You can add my name to the long list of people who are dreading this election season. Like you, I’ve grown tired of the radioactive rhetoric and the polarizing partisanship. How can we make to November and beyond?

G.K. Chesterton once pointed out a particular burden for those seeking a better way. He said, “There is a corollary to the conception of being too proud to fight. It is that the humble have to do most of the fighting.” It’s a good reminder that we can’t merely hide our heads in the sand until the diplomatic dust settles.

For readers wanting to engage in positive ways, Chesterton’s life offers helpful principles. First, stay humble. When asked what topic he would choose if he could give only a single sermon in his lifetime, Chesterton said he would preach against pride. He describes pride as the chief of all sins. C.S. Lewis described humility, not as thinking less of ourselves, but thinking of ourselves less.

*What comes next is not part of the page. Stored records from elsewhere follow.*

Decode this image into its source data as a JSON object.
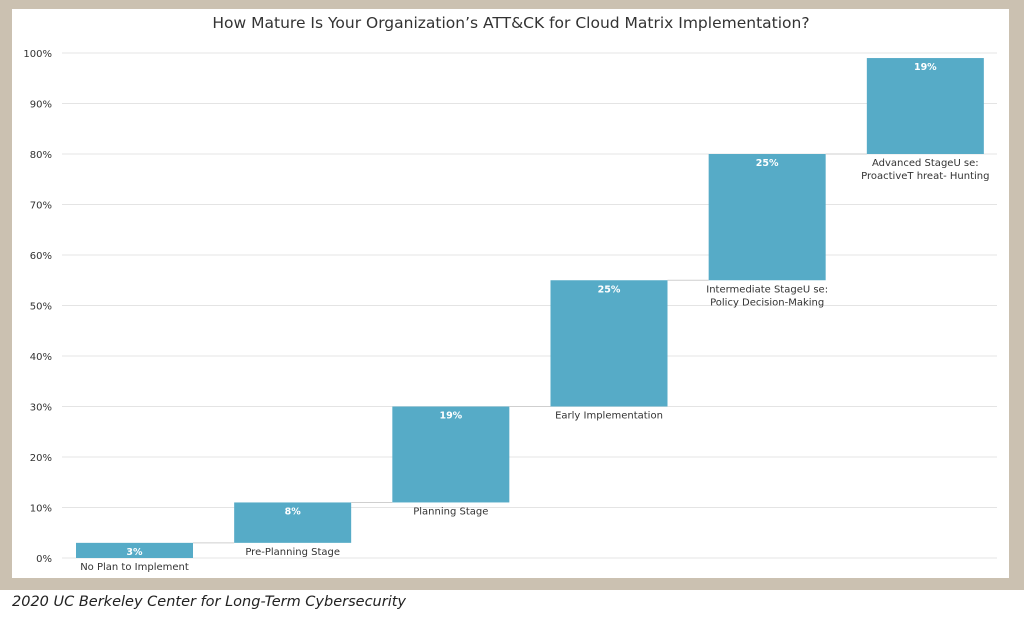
{
  "chart_data": {
    "type": "bar",
    "subtype": "waterfall",
    "title": "How Mature Is Your Organization’s ATT&CK for Cloud Matrix Implementation?",
    "categories": [
      [
        "No Plan to Implement"
      ],
      [
        "Pre-Planning Stage"
      ],
      [
        "Planning Stage"
      ],
      [
        "Early Implementation"
      ],
      [
        "Intermediate StageU se:",
        "Policy Decision-Making"
      ],
      [
        "Advanced StageU se:",
        "ProactiveT hreat- Hunting"
      ]
    ],
    "values": [
      3,
      8,
      19,
      25,
      25,
      19
    ],
    "value_labels": [
      "3%",
      "8%",
      "19%",
      "25%",
      "25%",
      "19%"
    ],
    "ylim": [
      0,
      100
    ],
    "yticks": [
      "0%",
      "10%",
      "20%",
      "30%",
      "40%",
      "50%",
      "60%",
      "70%",
      "80%",
      "90%",
      "100%"
    ],
    "grid": true,
    "bar_color": "#56abc7",
    "grid_color": "#e4e4e4"
  },
  "footer": "2020 UC Berkeley Center for Long-Term Cybersecurity"
}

A second principle for thriving in a heated election season is to stay curious. Chesterton once quipped that “there are no uninteresting things, only uninterested people.” Chesterton cultivated public friendships with many who differed from him in terms of values, philosophy, and politics. What he held in common with thought leaders like H.G. Wells and George Bernard Shaw was not ideology, but sincere care and respect. Our lack of interest in why people hold different positions than us, says more about ourselves than others. He once wrote, “Bigotry is an incapacity to conceive seriously the alternative to a proposition.”

Finally, it’s impossible to mention Chesterton without a passing reference to his effervescent joy. I love his statement that angels fly because they take themselves lightly. If we cannot think of ourselves less, and take ourselves lightly, we will carry the heavy burden of seeking to justify our positions and cudgel our adversaries into submission.

These virtues of humility, curiosity, and joy can give us a framework for not only maintaining our sanity but for spreading some goodness. We get it all right, that’s for sure. But we can seek to add to our foibles something far more lasting than politics, something that will last forever. As Chesterton said, “Because our expression is imperfect we need friendship to fill up the imperfections.” Above all things, let us love one another during these loveless times.